Ему сорок или за сорок. Не брит, потому что устал от лежания на диване, размяк и забыл, как он выглядит. Может быть тридцать восемь, когда побреется. Мужчины нынешние тоже, знаете ли, как хамелеоны. Живот в себя втянут, лопатки на спине сдвинут, и вот уже перед вами молодец на выданье. Сосед, вкручивающий лампочки разглядывает себя в зеркало. Да ничего он ещё! Выдохнул из себя воздух, выпустил на волю, животик и понёс его назад в комнату. Животик ему не мешается и не режет глаз. Молодой мужчина гладит свой живот и застывает у зимнего окна, за ним просветлённая ночь, как это бывает при только что выпавшем снеге. Фонари, под ними круги света.
— Чего я о соседке думаю. Ведь зацепится не за что глазом! —
И добродушно шутит вслух, самому себе отвечая.
— Если только за рост и ноги. —
Прямо перед ним, на балконе соседнего дома мужчина в трусах на морозе, на голые плечи накинута не то куртка, не то пальто, освещённый светом собственных окон, разглядывает в бинокль его темное окно. Сосед инстинктивно присел и тут же вернулся в прежнее положение. На кой ляд мужику мужик! Он соседку наверняка высматривает. Котам мартовским рано ещё. Точно её! Бинокль приставлен ровно к глазам. Ни вверх, ни вниз.
— Проверю. —
Решает мужчина. Каким именем его обозвать? Пусть будет Павлом. На букву «П», раз все слова, здесь употребляемые на букву «П» такие приятные.
— Проверю. —
Решает Павел.
Идёт и включает свет. Возвращается к окну, открывает форточку, стоит какое-то время, что бы его заметили, идёт и выключает свет. Снова подходит к окну. Мужчина в трусах на балконе сместил бинокль правее, понял, что не туда смотрел и замер.
— Герой любовник. —
Возмутился про себя Павел. И не один он. На балкон выскакивает женщина и заталкивает мужчину внутрь квартиры, перед этим отобрала и повесила себе на грудь бинокль. Хлопает, а может быть и бьёт мужчину в трусах по спине, значит свой мужик. Женщина тоже своя, раз в распахнутом халате и невзрачной ночной рубашке.

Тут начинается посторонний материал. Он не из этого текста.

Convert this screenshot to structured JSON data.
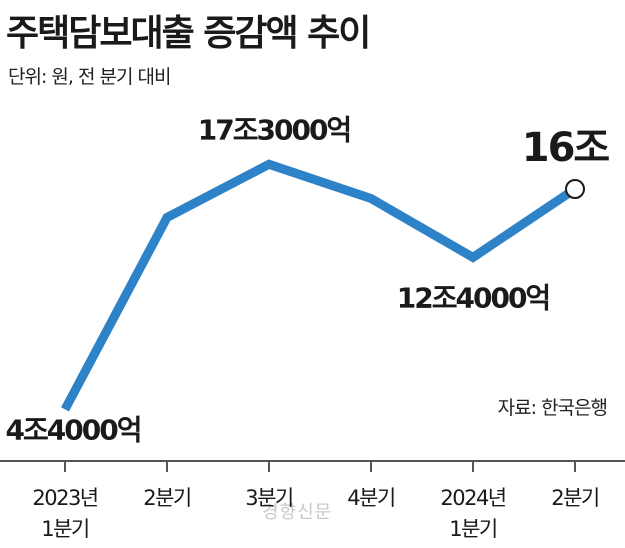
{
  "title": "주택담보대출 증감액 추이",
  "subtitle": "단위: 원, 전 분기 대비",
  "source": "자료: 한국은행",
  "watermark": "경향신문",
  "colors": {
    "line": "#2e82c8",
    "text": "#1a1a1a",
    "axis": "#555555"
  },
  "chart_data": {
    "type": "line",
    "categories": [
      [
        "2023년",
        "1분기"
      ],
      [
        "2분기"
      ],
      [
        "3분기"
      ],
      [
        "4분기"
      ],
      [
        "2024년",
        "1분기"
      ],
      [
        "2분기"
      ]
    ],
    "series": [
      {
        "values": [
          4.4,
          14.5,
          17.3,
          15.5,
          12.4,
          16
        ]
      }
    ],
    "data_labels": [
      "4조4000억",
      "",
      "17조3000억",
      "",
      "12조4000억",
      "16조"
    ],
    "unit": "조 원",
    "ylim": [
      2,
      22
    ],
    "grid": false,
    "last_point_marker": "open-circle"
  }
}
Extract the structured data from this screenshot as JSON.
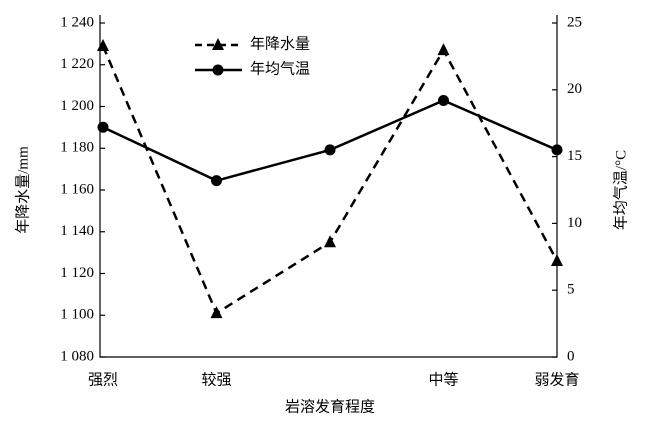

— Нет там никакой молодухи! Мужчина там и женщина. —
— Потолки навесные у них интересные. А ты что подумала? —
Доносится до Павла в приоткрытую балконную дверь.
Выходит подозрения Павла подтвердились. Мужик с биноклем разглядывал его соседку. Балкон рядом пуст. Нет, не пуст. В темноте проступает мужской солидный силуэт. Даже через окно видно, что тепло и уютно респектабельному мужчине в дублёнке, он сыт и ковыряет в зубах зубочисткой. И тоже смотрит на Павла. Раз мужик мужику не нужен, значит, и этот тип разглядывает его соседку. На этой мысли Павла посещает другая мысль, и простреливает как при радикулите в спине и по-настоящему. Где-то он уже видел мужика в куртке с капюшоном зашедшего к его соседке.
— Так это же тот мужик, что курит часто на…. —
Павел мысленно считает балконы.
— …курит на третьем балконе. —
Вот это да! Что же получается? Мужик с третьего балкона находится в квартире его соседки, с вполне явными намерениями. Мужик со второго балкона разглядывает соседку в бинокль. И разглядывал долго и основательно, раз жена заметила и увела. Респектабельного мужчину с первого балкона тоже интересует её окна. Вон он прислонился к стене своего балкона и не собирается уходить.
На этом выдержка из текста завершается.